Abstract
Purpose :
Vision is the dominant sensory modality in many organisms for foraging, predator avoidance, and social behaviors including mate selection. Vertebrate visual perception is initiated when light strikes rod and cone photoreceptors within the neural retina of the eye. Peak spectral sensitivities (λmax) of pigments are a function of chromophore type, and the amino acid sequence of the associated opsin protein. For cone pigments, minor sequence differences can result in large differences in λmax. However, with a few minor exceptions (e.g., the “five sites rule” for some LWS pigments), there is currently no method to accurately predict cone pigment λmax directly from sequence data.
Methods :
To determine mechanisms underlying λmax differences in similar pigments we selected a spectrally-diverse group of 14 teleost Rh2 pigments for which sequences and λmax are experimentally known. Classical molecular dynamics simulations were performed after embedding chromophore-associated homology structures within explicit bilayers and water.
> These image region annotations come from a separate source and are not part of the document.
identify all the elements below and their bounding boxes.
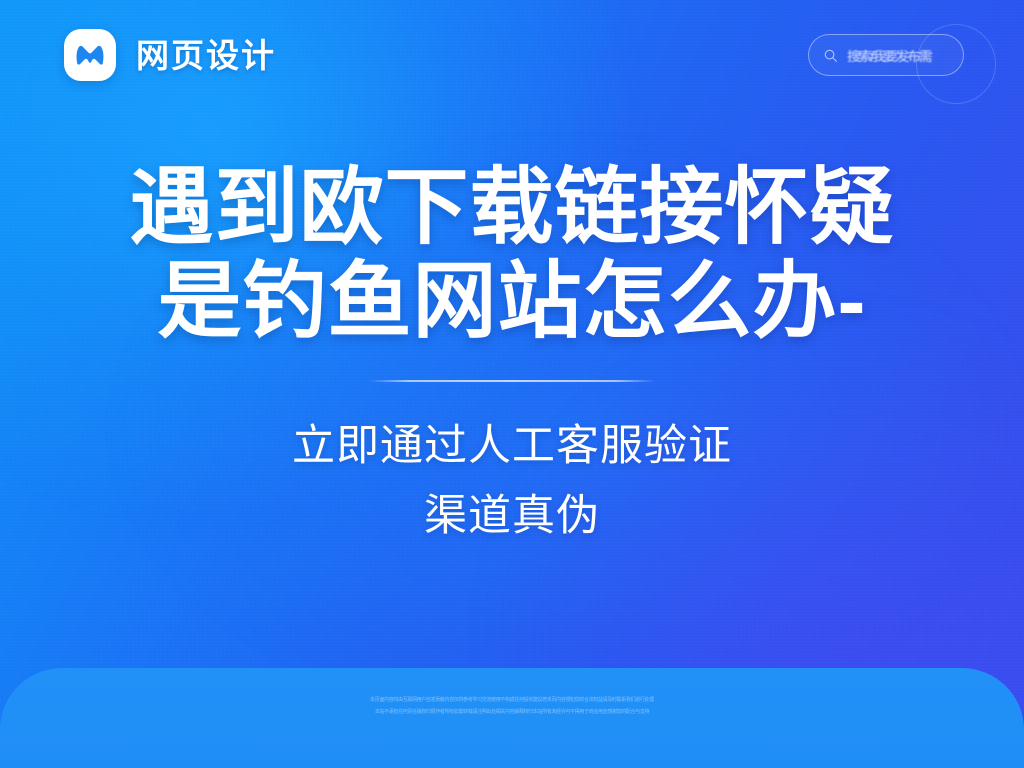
search-input-text: 搜索/我要发布需	[847, 46, 930, 65]
app-logo-m-icon	[64, 29, 116, 81]
subtitle-line-2: 渠道真伪	[0, 482, 1024, 552]
search-icon	[823, 48, 838, 63]
brand-block[interactable]: 网页设计	[64, 29, 276, 81]
footer-disclaimer-line-2: 本站不承担任何责任版权归原作者所有如需转载请注明出处相关内容解释权归本站所有未经…	[220, 706, 804, 718]
page-title: 网页设计	[136, 39, 276, 72]
subtitle: 立即通过人工客服验证 渠道真伪	[0, 412, 1024, 551]
promo-banner-page: 网页设计 搜索/我要发布需 遇到欧下载链接怀疑 是钓鱼网站怎么办- 立即通过人工…	[0, 0, 1024, 768]
footer-disclaimer: 本页面内容均由互联网用户自发贡献内容仅供参考学习交流使用不构成任何投资建议若本页…	[0, 694, 1024, 718]
bottom-panel: 本页面内容均由互联网用户自发贡献内容仅供参考学习交流使用不构成任何投资建议若本页…	[0, 668, 1024, 768]
headline-divider	[369, 380, 655, 382]
footer-disclaimer-line-1: 本页面内容均由互联网用户自发贡献内容仅供参考学习交流使用不构成任何投资建议若本页…	[220, 694, 804, 706]
headline: 遇到欧下载链接怀疑 是钓鱼网站怎么办-	[0, 160, 1024, 348]
page-header: 网页设计 搜索/我要发布需	[0, 0, 1024, 110]
hero-section: 遇到欧下载链接怀疑 是钓鱼网站怎么办- 立即通过人工客服验证 渠道真伪	[0, 160, 1024, 551]
headline-line-2: 是钓鱼网站怎么办-	[0, 254, 1024, 348]
headline-line-1: 遇到欧下载链接怀疑	[0, 160, 1024, 254]
subtitle-line-1: 立即通过人工客服验证	[0, 412, 1024, 482]
search-input[interactable]: 搜索/我要发布需	[808, 34, 964, 76]
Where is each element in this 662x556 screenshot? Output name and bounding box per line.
Statistical models were built using structural parameters obtained from the simulations, and were tested for their abilities to predict λmax.
Results :
Simulations revealed structural features of pigments, particularly within the chromophore, that contributed to diverged λmax, as well as features that were not strongly predictive. Statistical tests performed on structural parameters associated with the chromophore generated a two-term, first-order regression model, which accurately predicted (R2=0.94) pigment λmax over 452–528 nm. This efficient and simple approach did not require site-by-site molecular modifications or complex quantum mechanics models.
Conclusions :
These studies identify structural features associated with the chromophore that explain diverged λmax of cone visual pigments, and provide a platform for functionally predictive pigment modeling. A functionally predictive, genome to phenome approach for vertebrate cone opsins has been elusive for decades, and now carries high potential for future applications in evolutionary biology, biophysics, bio-engineering, and vision science.
This is an abstract that was submitted for the 2018 ARVO Annual Meeting, held in Honolulu, Hawaii, April 29 - May 3, 2018.